Could you provide me with a communication protocol that would allow me to display the value of the current pre-angle in real time via CAN or RS232?
Furthermore, I would like to know if it is possible to process the signal from the knock sensor in the form of a voltage… I mean as shown in the following datasheet, where there is a voltage and frequency dependence.Would I be able to use this characteristic to determine if it is detonation combustion?https://cdn.shopify.com/s/files/1/0057/7712/9587/files/Knock_Sensor_KS4-R2_Datasheet.pdf?14168914417522321501

The description of the CAN Bus stream can be found in the EMU BLACK client under the CAN, Serial tab.

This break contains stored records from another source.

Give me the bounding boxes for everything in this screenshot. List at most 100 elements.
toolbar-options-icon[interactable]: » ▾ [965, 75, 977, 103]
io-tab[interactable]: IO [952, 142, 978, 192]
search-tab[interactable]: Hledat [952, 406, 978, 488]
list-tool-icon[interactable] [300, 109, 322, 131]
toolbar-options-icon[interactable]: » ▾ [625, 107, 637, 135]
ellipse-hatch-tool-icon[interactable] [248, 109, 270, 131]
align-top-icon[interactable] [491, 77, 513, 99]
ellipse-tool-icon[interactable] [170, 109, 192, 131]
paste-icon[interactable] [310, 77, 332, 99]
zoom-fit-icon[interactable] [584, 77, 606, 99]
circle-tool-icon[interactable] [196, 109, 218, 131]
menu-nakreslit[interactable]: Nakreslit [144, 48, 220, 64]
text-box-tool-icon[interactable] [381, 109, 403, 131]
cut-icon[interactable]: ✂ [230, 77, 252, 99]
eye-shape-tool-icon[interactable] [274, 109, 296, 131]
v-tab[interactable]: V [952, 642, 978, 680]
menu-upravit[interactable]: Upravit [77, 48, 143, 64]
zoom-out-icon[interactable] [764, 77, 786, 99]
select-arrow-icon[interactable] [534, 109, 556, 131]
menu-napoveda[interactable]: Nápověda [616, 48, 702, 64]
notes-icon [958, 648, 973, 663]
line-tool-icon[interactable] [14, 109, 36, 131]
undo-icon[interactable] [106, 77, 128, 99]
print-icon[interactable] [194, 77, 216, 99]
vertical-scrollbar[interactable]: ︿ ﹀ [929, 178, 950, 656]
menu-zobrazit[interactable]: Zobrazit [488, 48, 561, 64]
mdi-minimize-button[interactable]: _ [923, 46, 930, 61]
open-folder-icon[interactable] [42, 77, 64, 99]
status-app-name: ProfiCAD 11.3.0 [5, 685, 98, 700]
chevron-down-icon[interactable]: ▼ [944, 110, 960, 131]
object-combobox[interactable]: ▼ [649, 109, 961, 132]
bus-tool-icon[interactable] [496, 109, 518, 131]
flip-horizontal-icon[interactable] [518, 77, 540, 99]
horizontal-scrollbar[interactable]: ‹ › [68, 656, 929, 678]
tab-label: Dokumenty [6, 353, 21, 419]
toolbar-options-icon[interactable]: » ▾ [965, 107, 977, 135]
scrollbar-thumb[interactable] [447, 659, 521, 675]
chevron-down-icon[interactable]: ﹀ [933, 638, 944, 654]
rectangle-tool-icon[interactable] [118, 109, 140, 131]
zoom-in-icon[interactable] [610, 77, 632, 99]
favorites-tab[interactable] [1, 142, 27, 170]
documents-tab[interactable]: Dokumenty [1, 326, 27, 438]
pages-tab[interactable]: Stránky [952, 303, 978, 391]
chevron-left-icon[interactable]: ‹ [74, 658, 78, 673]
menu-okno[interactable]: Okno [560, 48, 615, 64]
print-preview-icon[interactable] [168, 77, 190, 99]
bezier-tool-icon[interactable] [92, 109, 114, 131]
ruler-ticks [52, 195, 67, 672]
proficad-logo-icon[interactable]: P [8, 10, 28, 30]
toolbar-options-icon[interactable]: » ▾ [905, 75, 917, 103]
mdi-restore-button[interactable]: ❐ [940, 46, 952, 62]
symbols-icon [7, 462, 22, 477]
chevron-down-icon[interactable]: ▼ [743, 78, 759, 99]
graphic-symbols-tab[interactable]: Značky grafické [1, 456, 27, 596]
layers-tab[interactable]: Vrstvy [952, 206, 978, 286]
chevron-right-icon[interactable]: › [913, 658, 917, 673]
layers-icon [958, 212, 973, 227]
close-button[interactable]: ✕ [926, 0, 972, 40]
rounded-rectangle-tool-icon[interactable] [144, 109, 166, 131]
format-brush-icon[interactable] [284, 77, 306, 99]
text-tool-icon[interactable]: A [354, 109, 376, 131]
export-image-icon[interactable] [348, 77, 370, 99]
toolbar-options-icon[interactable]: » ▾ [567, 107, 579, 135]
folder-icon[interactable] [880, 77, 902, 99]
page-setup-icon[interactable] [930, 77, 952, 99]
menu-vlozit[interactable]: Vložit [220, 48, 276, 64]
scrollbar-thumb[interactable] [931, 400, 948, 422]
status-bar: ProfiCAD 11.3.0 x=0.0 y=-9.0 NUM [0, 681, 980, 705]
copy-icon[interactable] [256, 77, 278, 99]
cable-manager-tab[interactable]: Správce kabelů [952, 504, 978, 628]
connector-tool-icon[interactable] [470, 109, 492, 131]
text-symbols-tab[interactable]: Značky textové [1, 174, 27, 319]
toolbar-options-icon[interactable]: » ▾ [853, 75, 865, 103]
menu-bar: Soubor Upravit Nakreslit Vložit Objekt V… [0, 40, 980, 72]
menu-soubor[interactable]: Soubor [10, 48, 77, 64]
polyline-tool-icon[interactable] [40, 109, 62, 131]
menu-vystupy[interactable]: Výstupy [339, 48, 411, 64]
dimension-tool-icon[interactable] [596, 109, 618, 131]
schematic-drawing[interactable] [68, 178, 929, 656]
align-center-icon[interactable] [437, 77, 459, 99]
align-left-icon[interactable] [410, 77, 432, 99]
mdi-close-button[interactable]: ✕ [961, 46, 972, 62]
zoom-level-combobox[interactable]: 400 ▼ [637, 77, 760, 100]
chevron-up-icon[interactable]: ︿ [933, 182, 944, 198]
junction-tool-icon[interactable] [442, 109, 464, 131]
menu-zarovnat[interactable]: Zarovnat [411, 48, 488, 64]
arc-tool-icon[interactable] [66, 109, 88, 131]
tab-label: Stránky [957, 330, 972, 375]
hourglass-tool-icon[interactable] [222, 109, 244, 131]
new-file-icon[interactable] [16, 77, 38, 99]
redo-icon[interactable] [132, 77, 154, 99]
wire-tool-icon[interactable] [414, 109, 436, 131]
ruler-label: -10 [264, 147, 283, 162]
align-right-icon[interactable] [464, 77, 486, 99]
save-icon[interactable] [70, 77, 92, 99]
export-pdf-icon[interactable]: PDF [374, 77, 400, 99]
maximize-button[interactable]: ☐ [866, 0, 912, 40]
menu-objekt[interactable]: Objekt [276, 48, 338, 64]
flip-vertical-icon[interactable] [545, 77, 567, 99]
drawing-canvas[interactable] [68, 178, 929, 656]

Each engine model generates a different frequency during knocking combustion. It is usually dependent on the cylinder diameter. It isn’t possible to identify knocking combustion solely based on the generated voltage from the knock sensor. Many factors influence this, such as the gain set in the EMU BLACK device or noise from the crank-piston system.

The datasheet provides a chart showing the sensor sensitivity versus frequency. It illustrates the voltage that will be generated for a given acceleration and frequency.

The first stage of knock input is the bandpass filter.
It filters out all frequencies that aren’t the knock.
To make frequency analysis just record sound from the knock sensor and then use PC software like Audacity for spectrum analyses.